Create some expectations around prenatal appointments and birth planning. Contact the obstetrician’s office to see if telemedicine is an option for checkups and if lab paperwork can be emailed. While some people are considering home birthing during this time, I would strongly advise talking directly to a provider because each pregnancy has its own levels of risk.

Make plans for possible emergency transport with a neighbor or nearby family member should it become a last-minute need, especially because ambulances and other resources are strained.

Hospital restrictions may prevent partners from entering the labor and delivery suite. Make alternate arrangements to have your support person present via teleconference. Encourage your partner to write a letter to be read while you’re in labor. Prepare a music playlist and other comforting items.

Finally, make time to connect with your pregnancy and do “normal” pregnancy-related indoor activities. Buy baby clothes online, take bump shots and play music for your baby. 

How has the post-partum experience changed?

The post-partum period, with its physical, psychological and family changes, can be stressful even during normal times.

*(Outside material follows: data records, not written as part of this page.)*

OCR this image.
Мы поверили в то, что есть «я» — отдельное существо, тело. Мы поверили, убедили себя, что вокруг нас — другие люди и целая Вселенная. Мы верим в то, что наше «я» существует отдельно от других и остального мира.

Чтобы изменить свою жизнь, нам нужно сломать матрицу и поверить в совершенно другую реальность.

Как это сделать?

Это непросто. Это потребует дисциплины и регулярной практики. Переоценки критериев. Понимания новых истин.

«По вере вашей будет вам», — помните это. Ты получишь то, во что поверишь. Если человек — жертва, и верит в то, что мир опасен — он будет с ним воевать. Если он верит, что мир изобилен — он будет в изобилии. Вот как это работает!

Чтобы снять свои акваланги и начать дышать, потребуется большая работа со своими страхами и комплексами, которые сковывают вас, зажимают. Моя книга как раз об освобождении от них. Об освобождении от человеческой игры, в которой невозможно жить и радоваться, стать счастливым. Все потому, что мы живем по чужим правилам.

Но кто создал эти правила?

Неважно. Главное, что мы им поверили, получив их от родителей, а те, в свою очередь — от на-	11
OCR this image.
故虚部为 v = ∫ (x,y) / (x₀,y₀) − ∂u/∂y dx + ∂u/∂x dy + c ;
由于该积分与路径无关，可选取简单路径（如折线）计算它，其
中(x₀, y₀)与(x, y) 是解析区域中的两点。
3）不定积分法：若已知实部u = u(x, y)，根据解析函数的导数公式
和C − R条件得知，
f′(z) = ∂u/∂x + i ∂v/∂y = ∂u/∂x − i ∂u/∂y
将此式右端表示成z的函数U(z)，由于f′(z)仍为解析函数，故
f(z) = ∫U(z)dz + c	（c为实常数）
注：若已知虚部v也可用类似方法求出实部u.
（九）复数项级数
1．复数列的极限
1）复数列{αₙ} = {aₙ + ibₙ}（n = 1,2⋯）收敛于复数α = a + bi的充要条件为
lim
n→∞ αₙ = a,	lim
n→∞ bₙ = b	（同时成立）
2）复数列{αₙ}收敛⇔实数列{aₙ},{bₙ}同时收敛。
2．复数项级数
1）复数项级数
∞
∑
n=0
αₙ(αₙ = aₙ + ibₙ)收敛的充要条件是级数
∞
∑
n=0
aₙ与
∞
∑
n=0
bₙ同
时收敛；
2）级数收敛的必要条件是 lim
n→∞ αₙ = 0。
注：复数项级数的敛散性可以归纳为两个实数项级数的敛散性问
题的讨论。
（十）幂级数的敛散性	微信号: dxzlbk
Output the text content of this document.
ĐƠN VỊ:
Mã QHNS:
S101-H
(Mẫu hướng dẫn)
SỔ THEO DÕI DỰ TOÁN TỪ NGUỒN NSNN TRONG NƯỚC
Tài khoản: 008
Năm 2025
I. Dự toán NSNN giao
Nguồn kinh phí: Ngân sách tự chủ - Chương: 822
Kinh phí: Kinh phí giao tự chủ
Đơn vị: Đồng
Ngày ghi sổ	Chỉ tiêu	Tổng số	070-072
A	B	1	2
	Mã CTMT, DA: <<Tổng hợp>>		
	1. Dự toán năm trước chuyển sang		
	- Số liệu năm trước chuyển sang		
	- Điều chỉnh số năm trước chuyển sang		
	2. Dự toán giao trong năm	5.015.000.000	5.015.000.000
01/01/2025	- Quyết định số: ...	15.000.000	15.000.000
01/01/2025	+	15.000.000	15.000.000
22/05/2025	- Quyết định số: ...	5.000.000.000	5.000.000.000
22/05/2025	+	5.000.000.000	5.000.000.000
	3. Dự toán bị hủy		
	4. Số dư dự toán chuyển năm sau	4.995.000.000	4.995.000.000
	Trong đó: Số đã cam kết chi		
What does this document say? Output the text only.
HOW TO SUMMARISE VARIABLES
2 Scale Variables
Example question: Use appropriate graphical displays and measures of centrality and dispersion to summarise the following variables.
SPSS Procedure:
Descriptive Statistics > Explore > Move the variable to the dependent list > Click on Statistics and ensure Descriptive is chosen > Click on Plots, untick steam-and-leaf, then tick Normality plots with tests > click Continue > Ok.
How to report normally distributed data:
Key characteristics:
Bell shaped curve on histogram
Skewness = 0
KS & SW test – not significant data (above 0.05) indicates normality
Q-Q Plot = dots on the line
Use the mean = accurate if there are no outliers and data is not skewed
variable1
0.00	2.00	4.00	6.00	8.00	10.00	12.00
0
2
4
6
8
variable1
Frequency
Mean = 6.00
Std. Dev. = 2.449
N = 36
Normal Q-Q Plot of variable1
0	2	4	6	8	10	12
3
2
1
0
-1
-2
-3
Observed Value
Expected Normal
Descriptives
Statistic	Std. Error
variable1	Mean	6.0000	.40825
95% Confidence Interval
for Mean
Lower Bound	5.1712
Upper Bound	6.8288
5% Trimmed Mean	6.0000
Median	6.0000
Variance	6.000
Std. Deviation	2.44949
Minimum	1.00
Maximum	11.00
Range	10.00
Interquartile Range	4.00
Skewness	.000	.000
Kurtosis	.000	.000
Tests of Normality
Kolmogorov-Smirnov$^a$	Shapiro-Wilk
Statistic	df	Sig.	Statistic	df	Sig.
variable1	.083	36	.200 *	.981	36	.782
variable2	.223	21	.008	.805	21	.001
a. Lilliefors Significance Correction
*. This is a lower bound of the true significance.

Creating a schedule for quiet time to rest and bond may require letting older kids have extra screen time and asserting your needs to a partner.

Nursing parents should wear a mask, wash hands frequently and sanitize equipment, particularly if they feel any symptoms of COVID-19. It is unlikely to be transmitted in breastmilk, but it is easily contagious via respiratory droplets.

New parents may feel more compelled to sleep with their baby for comfort, but they should try to avoid doing so at night. Reach out to older siblings or partners for extra affection if you are feeling deprived. 

Keep an eye out for symptoms of postpartum anxiety or depression. With the presence of the pandemic, mental health challenges present a real risk. Be on the lookout for ongoing crying spells, suicidal thoughts, intrusive images of hurting yourself or your baby, panic attacks or feeling completely flat. If these symptoms start to feel unmanageable and interfere with your life, reach out to your mental health provider or trusted support network, call 911 or the Postpartum Support International for help in English and Spanish.